Applicant's summary and conclusion

Conclusions:
Interpretation of results (migrated information):
positive

The test substance is considered to be clastogenic under the conditions of this test.
Executive summary:

In a GLP-compliant chromosome aberration test, Chinese Hamster Lung (CHL/IU) cells were exposed to the test substance with and without metabolic activation (S9 -mix).The study consisted of a cell growth inhibition test and two separate experiments.

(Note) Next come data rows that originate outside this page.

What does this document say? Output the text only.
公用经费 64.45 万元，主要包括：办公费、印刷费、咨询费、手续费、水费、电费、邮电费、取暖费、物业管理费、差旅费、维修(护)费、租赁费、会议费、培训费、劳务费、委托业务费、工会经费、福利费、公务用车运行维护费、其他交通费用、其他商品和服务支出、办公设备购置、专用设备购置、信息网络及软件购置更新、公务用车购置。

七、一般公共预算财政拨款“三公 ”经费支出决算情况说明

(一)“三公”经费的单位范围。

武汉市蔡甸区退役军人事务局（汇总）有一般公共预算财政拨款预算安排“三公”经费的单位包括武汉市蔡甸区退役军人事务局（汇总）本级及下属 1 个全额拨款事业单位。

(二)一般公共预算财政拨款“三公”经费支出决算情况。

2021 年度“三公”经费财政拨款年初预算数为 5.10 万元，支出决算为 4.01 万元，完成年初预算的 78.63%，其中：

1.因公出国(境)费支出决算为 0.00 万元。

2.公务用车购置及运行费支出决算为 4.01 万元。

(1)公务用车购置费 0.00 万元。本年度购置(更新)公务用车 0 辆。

Except in the cell growth inhibition test, duplicate cultures of Chinese Hamster Lung (CHL) cells that had been treated with the test material in either the presence or absence of metabolic activation, were evaluated for induction of chromosome aberrations. Duplicate vehicle and positive controls were included in parallel in both experiments. In both experiments, the exposures were 6(18)-hour both with and without metabolic activation. The dose levels used were selected on the results of the cell growth inhibition test. The dose levels in experiment 1 were 0, 40, 80, 160 µg/mL in the absence of S9 mix and 0, 70, 140, 280 µg/mL in the presence of S9 mix. The dose levels in experiment 2 were 0, 80, 110, 140 µg/mL in the absence of S9 mix and 0, 140, 200, 260 µg/mL in the presence of S9 mix. Experiments were considered to have been conducted properly because there were no significant differences in the incidence of aberrant cells between two dishes used; incidence of aberrant cells was lower than 5% in the negative control group; and incidence of cells with aberrations other than gaps was 20% or higher in the positive control group. In the first experiment, chromosomal aberrations increased at the highest dose in both the presence and absence of S9 mix, but increases were not dose-dependent. In the second experiment, structural aberrations increased in both the presence and absence of S9 mix, showing reproducibility of the finding obtained in the first study. In addition, increases in structural aberrations were dose-dependent in the presence of S9 mix.In conclusion, the test material was considered to be clastogenic to CHL cells in vitro.